Electronic Gaming Monthly put together a panel of kids(10 to 13) to play the video games that we oldsters grew up with. I remember shoving quarters into Pong back in the day and playing it even though there was a short in the cabinet somewhere and you'd get a low-level electrical shock hanging onto the aluminum controller.

PONG

Tim: My line is so beating the heck out of your stupid line. Fear my pink line. You have no chance. I am the undisputed lord of virtual tennis. [Misses ball] Whoops.

John: Tim, how could you miss that? It was going like 1 m.p.h.


Donkey Kong
Gordon: He's a funny color.

Sheldon: His face looks pink.

Becky: What color is he supposed to be? Green? And why can't we get past this first level?

Mattel Handheld Football

Tim: They could've just as easily called this game anything—Baseball, Bowling, Escape From the Monsters.

EGM: Did you score?

Kirk: I bumped into a dot.

Tetris

John: I just lined up six of the same color.
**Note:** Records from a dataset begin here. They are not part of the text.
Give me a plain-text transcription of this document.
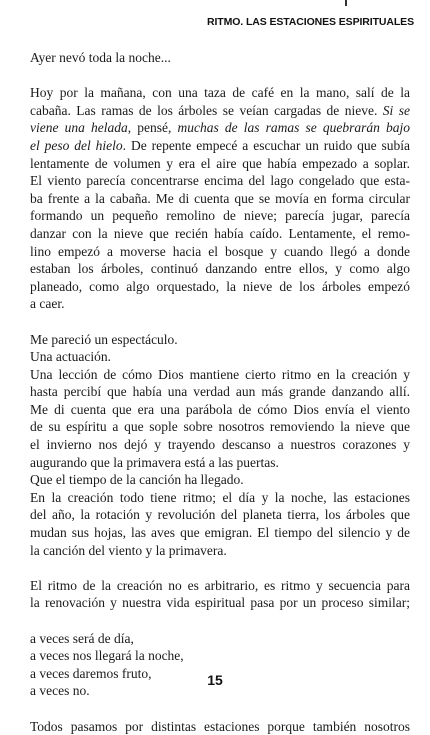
RITMO. LAS ESTACIONES ESPIRITUALES
Ayer nevó toda la noche...
Hoy por la mañana, con una taza de café en la mano, salí de la
cabaña. Las ramas de los árboles se veían cargadas de nieve. Si se
viene una helada, pensé, muchas de las ramas se quebrarán bajo
el peso del hielo. De repente empecé a escuchar un ruido que subía
lentamente de volumen y era el aire que había empezado a soplar.
El viento parecía concentrarse encima del lago congelado que esta-
ba frente a la cabaña. Me di cuenta que se movía en forma circular
formando un pequeño remolino de nieve; parecía jugar, parecía
danzar con la nieve que recién había caído. Lentamente, el remo-
lino empezó a moverse hacia el bosque y cuando llegó a donde
estaban los árboles, continuó danzando entre ellos, y como algo
planeado, como algo orquestado, la nieve de los árboles empezó
a caer.
Me pareció un espectáculo.
Una actuación.
Una lección de cómo Dios mantiene cierto ritmo en la creación y
hasta percibí que había una verdad aun más grande danzando allí.
Me di cuenta que era una parábola de cómo Dios envía el viento
de su espíritu a que sople sobre nosotros removiendo la nieve que
el invierno nos dejó y trayendo descanso a nuestros corazones y
augurando que la primavera está a las puertas.
Que el tiempo de la canción ha llegado.
En la creación todo tiene ritmo; el día y la noche, las estaciones
del año, la rotación y revolución del planeta tierra, los árboles que
mudan sus hojas, las aves que emigran. El tiempo del silencio y de
la canción del viento y la primavera.
El ritmo de la creación no es arbitrario, es ritmo y secuencia para
la renovación y nuestra vida espiritual pasa por un proceso similar;
a veces será de día,
a veces nos llegará la noche,
a veces daremos fruto,
a veces no.
Todos pasamos por distintas estaciones porque también nosotros
15
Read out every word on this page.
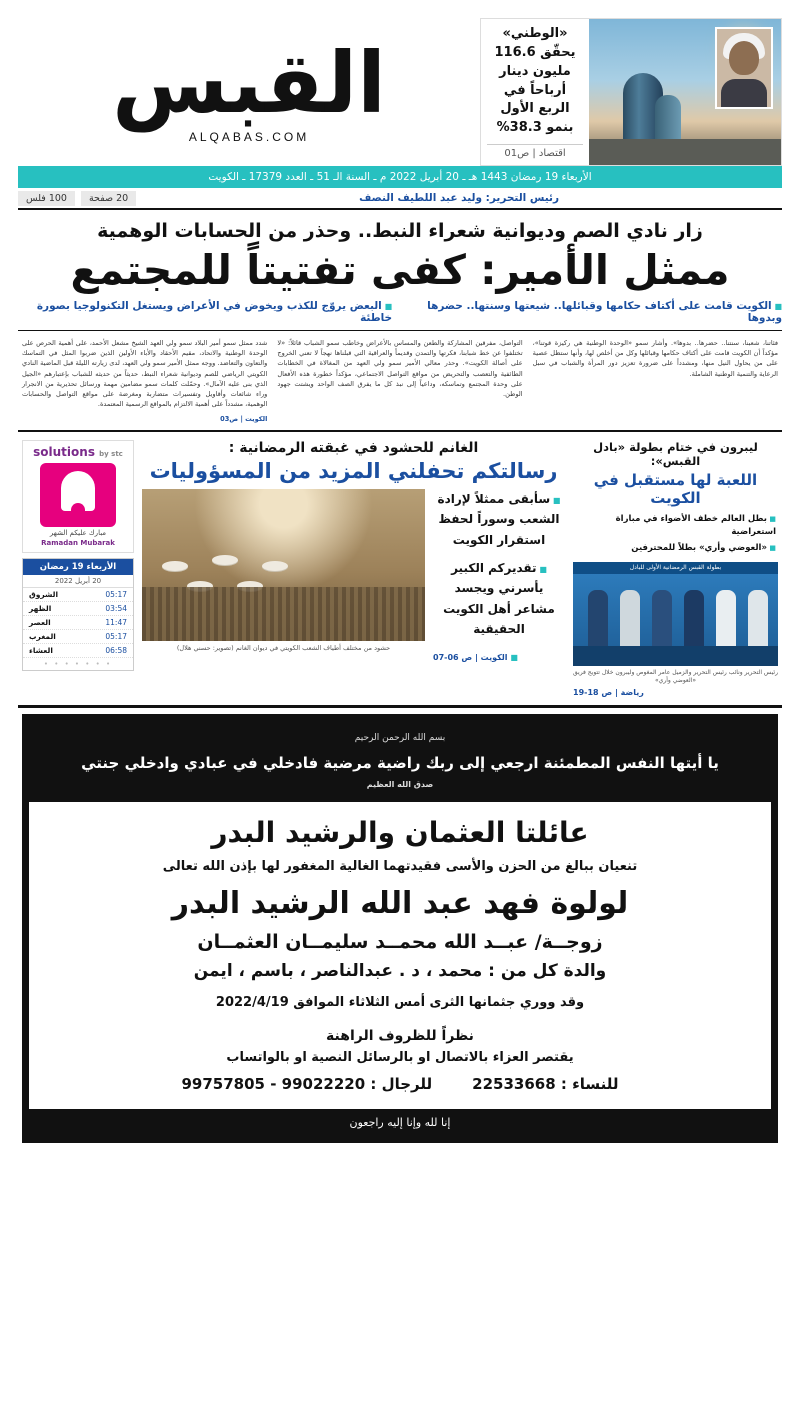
القبس
ALQABAS.COM
«الوطني»
يحقّق 116.6
مليون دينار
أرباحاً في
الربع الأول
بنمو 38.3%
اقتصاد | ص01
الأربعاء 19 رمضان 1443 هـ ـ 20 أبريل 2022 م ـ السنة الـ 51 ـ العدد 17379 ـ الكويت
100 فلس	20 صفحة	رئيس التحرير: وليد عبد اللطيف النصف
زار نادي الصم وديوانية شعراء النبط.. وحذر من الحسابات الوهمية
ممثل الأمير: كفى تفتيتاً للمجتمع
■ البعض يروّج للكذب ويخوض في الأعراض ويستغل التكنولوجيا بصورة خاطئة
■ الكويت قامت على أكتاف حكامها وقبائلها.. شيعتها وسنتها.. حضرها وبدوها
شدد ممثل سمو أمير البلاد سمو ولي العهد الشيخ مشعل الأحمد، على أهمية الحرص على الوحدة الوطنية والاتحاد، مقيم الأحقاد والأباء الأولين الذين ضربوا المثل في التماسك والتعاون والتعاضد. ووجه ممثل الأمير سمو ولي العهد، لدى زيارته الليلة قبل الماضية النادي الكويتي الرياضي للصم وديوانية شعراء النبط، حديثاً من حديثه للشباب بإعتبارهم «الجيل الذي بنى عليه الآمال». وحمّلت كلمات سمو مضامين مهمة ورسائل تحذيرية من الانجرار وراء شائعات وأقاويل وتفسيرات متضاربة ومغرضة على مواقع التواصل والحسابات الوهمية، مشدداً على أهمية الالتزام بالمواقع الرسمية المعتمدة.
الكويت | ص03
التواصل، مفرقين المشاركة والطعن والمساس بالأعراض وخاطب سمو الشباب قائلاً: «لا تختلفوا عن خط شبابنا، فكرتها والتمدن وقديماً والعراقية التي قبلناها نهجاً لا تعني الخروج على أصالة الكويت». وحذر معالي الأمير سمو ولي العهد من المغالاة في الخطابات الطائفية والتعصب والتحريض من مواقع التواصل الاجتماعي، مؤكداً خطورة هذه الأفعال على وحدة المجتمع وتماسكه، وداعياً إلى نبذ كل ما يفرق الصف الواحد ويشتت جهود الوطن.
فئاتنا، شعبنا، سنتنا.. حضرها.. بدوها». وأشار سمو «الوحدة الوطنية هي ركيزة قوتنا»، مؤكداً أن الكويت قامت على أكتاف حكامها وقبائلها وكل من أخلص لها، وأنها ستظل عصية على من يحاول النيل منها، ومشدداً على ضرورة تعزيز دور المرأة والشباب في سبل الرعاية والتنمية الوطنية الشاملة.
solutions by stc
مبارك عليكم الشهر
Ramadan Mubarak
الأربعاء 19 رمضان
20 أبريل 2022
الشروق	05:17
الظهر	03:54
العصر	11:47
المغرب	05:17
العشاء	06:58
• • • • • • •
الغانم للحشود في غبقته الرمضانية :
رسالتكم تحفلني المزيد من المسؤوليات
حشود من مختلف أطياف الشعب الكويتي في ديوان الغانم (تصوير: حسني هلال)
■ سأبقى ممثلاً لإرادة الشعب وسوراً لحفظ استقرار الكويت
■ تقديركم الكبير يأسرني ويجسد مشاعر أهل الكويت الحقيقية
■ الكويت | ص 06-07
ليبرون في ختام بطولة «بادل القبس»:
اللعبة لها مستقبل في الكويت
■ بطل العالم خطف الأضواء في مباراة استعراضية
■ «العوضي وأري» بطلاً للمحترفين
بطولة القبس الرمضانية الأولى للبادل
رئيس التحرير ونائب رئيس التحرير والزميل عامر المغوص وليبرون خلال تتويج فريق «العوضي وأري»
رياضة | ص 18-19
بسم الله الرحمن الرحيم
يا أيتها النفس المطمئنة ارجعي إلى ربك راضية مرضية فادخلي في عبادي وادخلي جنتي
صدق الله العظيم
عائلتا العثمان والرشيد البدر
تنعيان ببالغ من الحزن والأسى فقيدتهما الغالية المغفور لها بإذن الله تعالى
لولوة فهد عبد الله الرشيد البدر
زوجــة/ عبــد الله محمــد سليمــان العثمــان
والدة كل من : محمد ، د . عبدالناصر ، باسم ، ايمن
وقد ووري جثمانها الثرى أمس الثلاثاء الموافق 2022/4/19
نظراً للظروف الراهنة
يقتصر العزاء بالاتصال او بالرسائل النصية او بالواتساب
للرجال : 99022220 - 99757805	للنساء : 22533668
إنا لله وإنا إليه راجعون
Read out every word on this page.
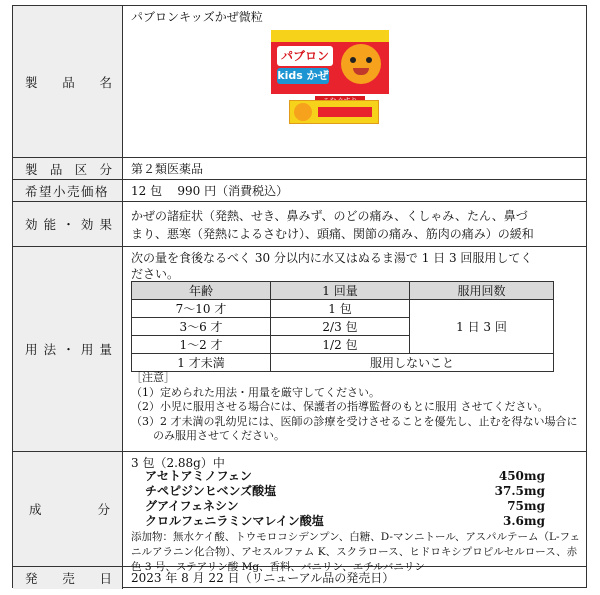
製 品 名
パブロンキッズかぜ微粒
パブロン
kids かぜ
製 品 区 分	第２類医薬品
希望小売価格	12 包 990 円（消費税込）
効 能 ・ 効 果
かぜの諸症状（発熱、せき、鼻みず、のどの痛み、くしゃみ、たん、鼻づ
まり、悪寒（発熱によるさむけ）、頭痛、関節の痛み、筋肉の痛み）の緩和
用 法 ・ 用 量
次の量を食後なるべく 30 分以内に水又はぬるま湯で 1 日 3 回服用してく
ださい。
年齢	1 回量	服用回数
7～10 才	1 包	1 日 3 回
3～6 才	2/3 包	
1～2 才	1/2 包	
1 才未満	服用しないこと	
［注意］
（1）定められた用法・用量を厳守してください。
（2）小児に服用させる場合には、保護者の指導監督のもとに服用 させてください。
（3）2 才未満の乳幼児には、医師の診療を受けさせることを優先し、止むを得ない場合にのみ服用させてください。
成	分
3 包（2.88g）中
アセトアミノフェン	450mg
チペピジンヒベンズ酸塩	37.5mg
グアイフェネシン	75mg
クロルフェニラミンマレイン酸塩	3.6mg
添加物：無水ケイ酸、トウモロコシデンプン、白糖、D-マンニトール、アスパルテーム（L-フェニルアラニン化合物）、アセスルファム K、スクラロース、ヒドロキシプロピルセルロース、赤色 3 号、ステアリン酸 Mg、香料、バニリン、エチルバニリン
発 売 日	2023 年 8 月 22 日（リニューアル品の発売日）
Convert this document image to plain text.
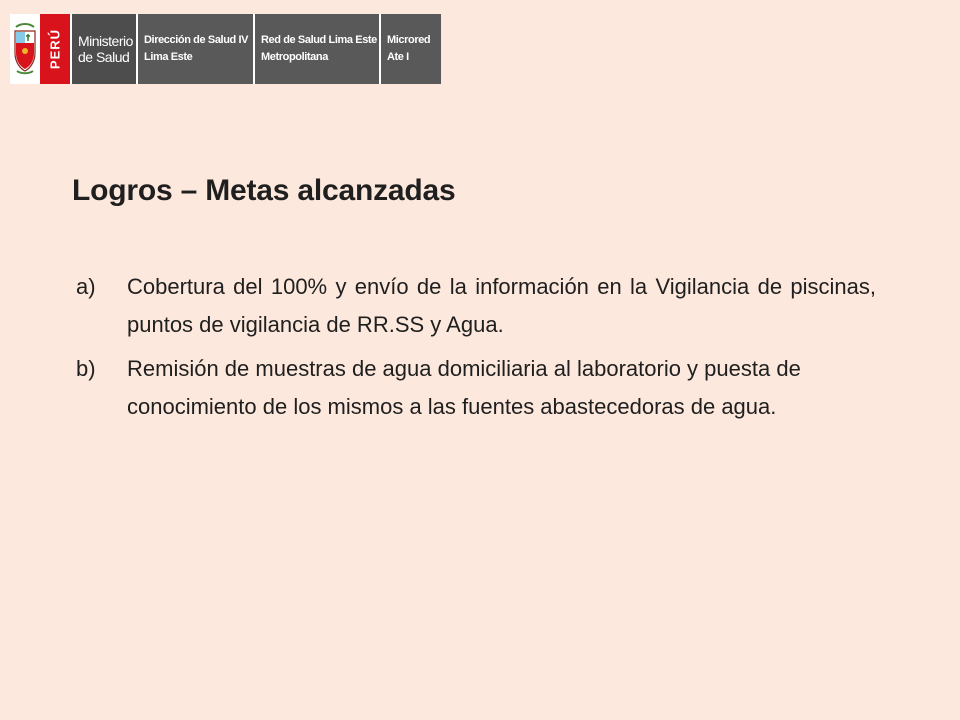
PERÚ Ministerio
de Salud
Dirección de Salud IV
Lima Este
Red de Salud Lima Este
Metropolitana
Microred
Ate I
Logros – Metas alcanzadas
a)	Cobertura del 100% y envío de la información en la Vigilancia de piscinas, puntos de vigilancia de RR.SS y Agua.
b)	Remisión de muestras de agua domiciliaria al laboratorio y puesta de conocimiento de los mismos a las fuentes abastecedoras de agua.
Why didn't they blow up?

EGM: Nothing blows up.

Space Invaders

Tim: This is nothing compared to Grand Theft Auto III, because you can't steal a taxi cab, pick up somebody, then drive into the ocean with him.

Kirk: And you can't pick up an AK-47 and go kill—hey, those aliens on the top row, you use them in EGM for stuff.

EGM: Yeah, we use them to end our articles. They do kinda look like they're from Space Invaders, don't they?

Tim: They're going to sue you.

Kirk: I'm sure everyone who made this game is dead by now.